Apr 28, 2010
As 1999 came to a close, Jonathan Marks was fortunate enough to attend a broadcasting conference in Australia for Radio Netherlands. He grabbed the opportunity to make a short visit to Auckland, New Zealand to examine the amazing radio scene that was emerging at that time in the Pacific. The local members of the NZ Radio DX League did us proud with a very warm welcome right in the middle of the America's Cup yacht race. Our narrative steers a different course as we explore radio history in New Zealand. New Zealand is also home to the great Radio Heritage foundation.

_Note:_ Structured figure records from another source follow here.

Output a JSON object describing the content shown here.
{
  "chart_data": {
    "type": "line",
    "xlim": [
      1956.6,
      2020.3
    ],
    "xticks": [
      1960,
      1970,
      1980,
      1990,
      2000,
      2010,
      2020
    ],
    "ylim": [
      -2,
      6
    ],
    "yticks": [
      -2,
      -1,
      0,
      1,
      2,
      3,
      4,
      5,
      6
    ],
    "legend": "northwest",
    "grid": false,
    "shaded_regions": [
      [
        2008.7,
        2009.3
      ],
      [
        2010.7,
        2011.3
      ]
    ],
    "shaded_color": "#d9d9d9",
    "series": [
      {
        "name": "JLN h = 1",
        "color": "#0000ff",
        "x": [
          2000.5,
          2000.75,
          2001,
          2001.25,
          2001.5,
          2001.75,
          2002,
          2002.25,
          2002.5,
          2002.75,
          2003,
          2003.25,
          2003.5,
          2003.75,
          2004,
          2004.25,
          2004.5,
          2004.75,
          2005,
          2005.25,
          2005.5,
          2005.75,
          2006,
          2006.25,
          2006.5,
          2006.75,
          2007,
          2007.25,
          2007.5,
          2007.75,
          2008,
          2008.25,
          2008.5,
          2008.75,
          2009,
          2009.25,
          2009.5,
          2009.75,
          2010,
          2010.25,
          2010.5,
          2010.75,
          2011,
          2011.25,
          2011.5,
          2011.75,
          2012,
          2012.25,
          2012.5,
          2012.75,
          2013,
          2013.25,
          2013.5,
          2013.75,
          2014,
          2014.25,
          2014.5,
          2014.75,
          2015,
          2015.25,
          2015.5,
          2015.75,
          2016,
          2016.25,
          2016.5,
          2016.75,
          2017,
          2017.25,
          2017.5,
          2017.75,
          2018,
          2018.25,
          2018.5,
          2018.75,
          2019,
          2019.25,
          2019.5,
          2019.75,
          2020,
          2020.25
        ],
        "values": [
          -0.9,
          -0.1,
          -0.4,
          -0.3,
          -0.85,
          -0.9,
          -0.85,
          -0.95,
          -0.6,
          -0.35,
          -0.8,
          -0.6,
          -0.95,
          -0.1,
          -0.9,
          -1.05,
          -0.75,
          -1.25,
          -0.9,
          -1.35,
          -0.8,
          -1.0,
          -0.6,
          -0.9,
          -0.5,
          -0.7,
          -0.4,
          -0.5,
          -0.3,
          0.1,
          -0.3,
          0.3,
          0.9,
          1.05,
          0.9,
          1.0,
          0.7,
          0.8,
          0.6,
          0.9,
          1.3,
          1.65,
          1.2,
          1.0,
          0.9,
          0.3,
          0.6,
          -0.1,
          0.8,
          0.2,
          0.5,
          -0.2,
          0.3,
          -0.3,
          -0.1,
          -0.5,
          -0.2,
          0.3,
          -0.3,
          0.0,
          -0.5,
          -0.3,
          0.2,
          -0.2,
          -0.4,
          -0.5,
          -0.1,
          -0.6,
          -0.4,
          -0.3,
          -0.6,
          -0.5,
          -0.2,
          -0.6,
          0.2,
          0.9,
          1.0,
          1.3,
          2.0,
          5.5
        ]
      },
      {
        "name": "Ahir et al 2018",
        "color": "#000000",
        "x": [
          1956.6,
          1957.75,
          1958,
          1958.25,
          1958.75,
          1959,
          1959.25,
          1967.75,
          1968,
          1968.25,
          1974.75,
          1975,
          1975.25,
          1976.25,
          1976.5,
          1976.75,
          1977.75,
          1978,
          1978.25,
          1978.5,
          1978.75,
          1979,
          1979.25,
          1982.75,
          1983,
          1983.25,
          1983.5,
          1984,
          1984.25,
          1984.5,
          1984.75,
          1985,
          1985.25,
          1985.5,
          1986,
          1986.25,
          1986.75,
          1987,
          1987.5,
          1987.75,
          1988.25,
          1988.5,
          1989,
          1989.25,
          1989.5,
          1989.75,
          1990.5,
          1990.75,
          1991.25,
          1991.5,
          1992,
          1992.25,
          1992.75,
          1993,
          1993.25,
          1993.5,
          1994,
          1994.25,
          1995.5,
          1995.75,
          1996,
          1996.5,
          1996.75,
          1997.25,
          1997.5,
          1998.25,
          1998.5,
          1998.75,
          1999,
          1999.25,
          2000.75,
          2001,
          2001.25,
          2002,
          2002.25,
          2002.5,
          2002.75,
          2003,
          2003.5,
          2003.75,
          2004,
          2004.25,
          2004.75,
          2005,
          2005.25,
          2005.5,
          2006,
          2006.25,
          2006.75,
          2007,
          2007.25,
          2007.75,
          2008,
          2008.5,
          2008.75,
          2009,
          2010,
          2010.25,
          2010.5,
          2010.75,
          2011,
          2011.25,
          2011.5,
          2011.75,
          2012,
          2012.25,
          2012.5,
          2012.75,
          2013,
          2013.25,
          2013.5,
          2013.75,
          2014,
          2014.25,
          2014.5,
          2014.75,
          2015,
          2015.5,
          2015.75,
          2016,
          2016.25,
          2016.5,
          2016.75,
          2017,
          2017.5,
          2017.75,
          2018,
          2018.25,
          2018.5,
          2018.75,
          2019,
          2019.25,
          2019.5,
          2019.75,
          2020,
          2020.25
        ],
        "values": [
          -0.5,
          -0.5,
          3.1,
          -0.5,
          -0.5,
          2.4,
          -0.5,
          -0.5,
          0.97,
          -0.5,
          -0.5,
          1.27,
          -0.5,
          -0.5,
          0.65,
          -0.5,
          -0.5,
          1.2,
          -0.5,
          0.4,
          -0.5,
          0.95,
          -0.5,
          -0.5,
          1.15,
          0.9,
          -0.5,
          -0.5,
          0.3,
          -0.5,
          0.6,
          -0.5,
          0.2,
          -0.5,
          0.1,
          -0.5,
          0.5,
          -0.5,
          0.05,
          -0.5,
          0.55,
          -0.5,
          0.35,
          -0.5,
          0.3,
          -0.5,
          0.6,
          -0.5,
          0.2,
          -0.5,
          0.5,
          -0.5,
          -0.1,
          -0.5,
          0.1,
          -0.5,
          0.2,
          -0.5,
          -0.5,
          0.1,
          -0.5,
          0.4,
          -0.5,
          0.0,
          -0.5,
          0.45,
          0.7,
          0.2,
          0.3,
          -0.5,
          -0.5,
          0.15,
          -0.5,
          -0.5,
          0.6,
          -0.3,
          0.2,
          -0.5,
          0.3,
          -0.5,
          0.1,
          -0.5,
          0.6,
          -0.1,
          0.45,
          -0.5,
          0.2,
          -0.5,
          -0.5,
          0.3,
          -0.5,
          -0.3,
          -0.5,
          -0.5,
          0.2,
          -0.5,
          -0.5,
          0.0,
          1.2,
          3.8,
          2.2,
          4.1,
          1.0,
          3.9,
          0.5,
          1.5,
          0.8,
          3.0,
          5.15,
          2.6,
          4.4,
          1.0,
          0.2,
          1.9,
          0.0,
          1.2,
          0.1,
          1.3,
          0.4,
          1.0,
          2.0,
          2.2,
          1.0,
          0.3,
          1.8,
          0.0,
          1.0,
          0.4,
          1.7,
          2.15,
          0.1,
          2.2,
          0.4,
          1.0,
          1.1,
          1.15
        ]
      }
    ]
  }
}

In this programme you'll hear the voice of Media Network's correspondent Bryan Clark who explains his interest in radio was sparked in the mid 60;s by the offshore ship Radio Hauraki which had a major impact on NZ public radio. The station still operates today (2019) and their logo still reflects the nautical past. in 1999 the old Hauraki MW frequency of 1476 was reused for a rather ingenious listener-sponsored relay of the BBC World Service. The sped up the programmes from London slightly so as to be able to insert some local commercials.
Bryan then takes us through a bandscan of the radio dial in Auckland, explaining the background to some of the stations. And no, Radio Tarana has nothing to do with Albania. Barry Hartley recalls his experiences of Radio New Zealand International. Adrian Sainsbury reflects on the current discussion about the future of RNZI and its role in the Pacific.
The travelogue closes with our visit to George FM (easy to find on any web radio) which has one of the most efficient antennas on the planet. They need it, because they only have a few microwatts of transmission power. They have brilliant ideas - and have since become a major force in the Auckland music scene. The programme continued a week later from Sydney.